MC: The world relies on more batteries each year. What advancements can we expect in new battery chemistry?
Professor Huang: Yes, more batteries are produced annually for electric vehicles and energy storage. We anticipate longer-lasting, more affordable, safer, and lighter batteries. This implies batteries with high capacity and safety. We also require sustainable solutions.
MC: Being from China, you’ve witnessed the rise of consumerism. Everything needs to be faster, smaller, and more advanced, including batteries. Fast charging technology is a growing industry. What’s in store for the future of fast charging?
Professor Huang: For electric vehicles, we do necessarily need batteries capable of fast charging. The focus is on improving the battery’s ability to accept ions quickly. Enabling fast charging will encourage more customers to purchase electric vehicles.
For fast-charging batteries, we also require high energy density. This involves using new materials like silicon and tin alloy-based materials to replace or partially replace graphite. Introducing hard carbon and other new materials for the anode is another approach to enhance the fast-charging capability of lithium-ion batteries for electric vehicles.
MC: Regarding your presentation, we understand you’ll be discussing the advancement of lithium-ion batteries into new electrical materials. Could you share a few key points about your presentation?
Professor Huang: Currently, there are two primary types of commercial batteries widely available. One is based on the chemistry of lithium iron phosphate, and the other utilizes lithium nickel cobalt manganese oxide (NCM). The former offers advantages in safety and cost, but we aim to extend its service life and cycle life for applications like energy storage, aiming for up to 30 years of use, instead of the previously considered 10 years. We’ve developed a new material, lithium silicate plus sulfur, which significantly enhances the cycle life and calendar life of lithium iron phosphate.
NCM batteries, known for their high energy density, are often preferred for more expensive products. However, safety remains a concern compared to lithium iron phosphate batteries.
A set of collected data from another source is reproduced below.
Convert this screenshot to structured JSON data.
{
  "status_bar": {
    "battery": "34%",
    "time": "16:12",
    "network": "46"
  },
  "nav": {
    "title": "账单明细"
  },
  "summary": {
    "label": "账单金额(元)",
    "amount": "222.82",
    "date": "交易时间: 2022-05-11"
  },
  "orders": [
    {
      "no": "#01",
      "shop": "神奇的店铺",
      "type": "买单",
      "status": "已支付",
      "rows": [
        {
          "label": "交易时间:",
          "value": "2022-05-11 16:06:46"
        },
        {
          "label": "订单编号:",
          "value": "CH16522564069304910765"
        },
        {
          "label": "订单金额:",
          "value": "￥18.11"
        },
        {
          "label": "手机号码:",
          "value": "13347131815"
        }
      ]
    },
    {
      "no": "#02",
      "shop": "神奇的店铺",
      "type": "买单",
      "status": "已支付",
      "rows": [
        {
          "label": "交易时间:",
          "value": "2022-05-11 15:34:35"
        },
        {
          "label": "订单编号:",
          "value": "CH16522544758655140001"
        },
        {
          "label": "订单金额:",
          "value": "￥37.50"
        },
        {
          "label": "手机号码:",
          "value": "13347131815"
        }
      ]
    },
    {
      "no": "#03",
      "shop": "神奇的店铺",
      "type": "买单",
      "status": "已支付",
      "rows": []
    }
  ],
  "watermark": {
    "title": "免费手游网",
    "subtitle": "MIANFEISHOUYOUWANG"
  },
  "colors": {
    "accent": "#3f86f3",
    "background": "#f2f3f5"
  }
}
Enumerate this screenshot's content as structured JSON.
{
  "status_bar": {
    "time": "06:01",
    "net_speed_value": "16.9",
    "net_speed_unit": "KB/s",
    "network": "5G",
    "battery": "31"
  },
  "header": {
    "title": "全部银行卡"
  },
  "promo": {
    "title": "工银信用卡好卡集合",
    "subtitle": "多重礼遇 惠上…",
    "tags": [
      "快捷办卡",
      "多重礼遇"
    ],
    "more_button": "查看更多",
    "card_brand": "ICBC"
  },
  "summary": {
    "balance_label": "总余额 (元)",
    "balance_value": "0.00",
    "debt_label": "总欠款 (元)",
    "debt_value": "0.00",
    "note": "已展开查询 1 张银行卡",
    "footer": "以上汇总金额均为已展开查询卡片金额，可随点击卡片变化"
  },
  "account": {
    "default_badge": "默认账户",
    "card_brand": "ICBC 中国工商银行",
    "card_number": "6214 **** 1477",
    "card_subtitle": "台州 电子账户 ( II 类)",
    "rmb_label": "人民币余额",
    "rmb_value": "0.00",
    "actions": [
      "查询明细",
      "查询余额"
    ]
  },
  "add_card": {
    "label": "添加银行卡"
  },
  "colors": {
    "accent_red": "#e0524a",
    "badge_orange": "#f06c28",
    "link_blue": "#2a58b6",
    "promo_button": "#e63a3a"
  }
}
Moreover, there’s a desire to further increase their energy density by reducing cobalt content and increasing nickel content.
To achieve this, we need to enhance the material to ensure high safety, long cycle life, and reduced cost. I’ll introduce a second material: dense, small-particle-sized NCM. Additionally, to enable faster charging, we’ll incorporate silicon and tin-based alloy anode materials, which also contribute to higher energy density.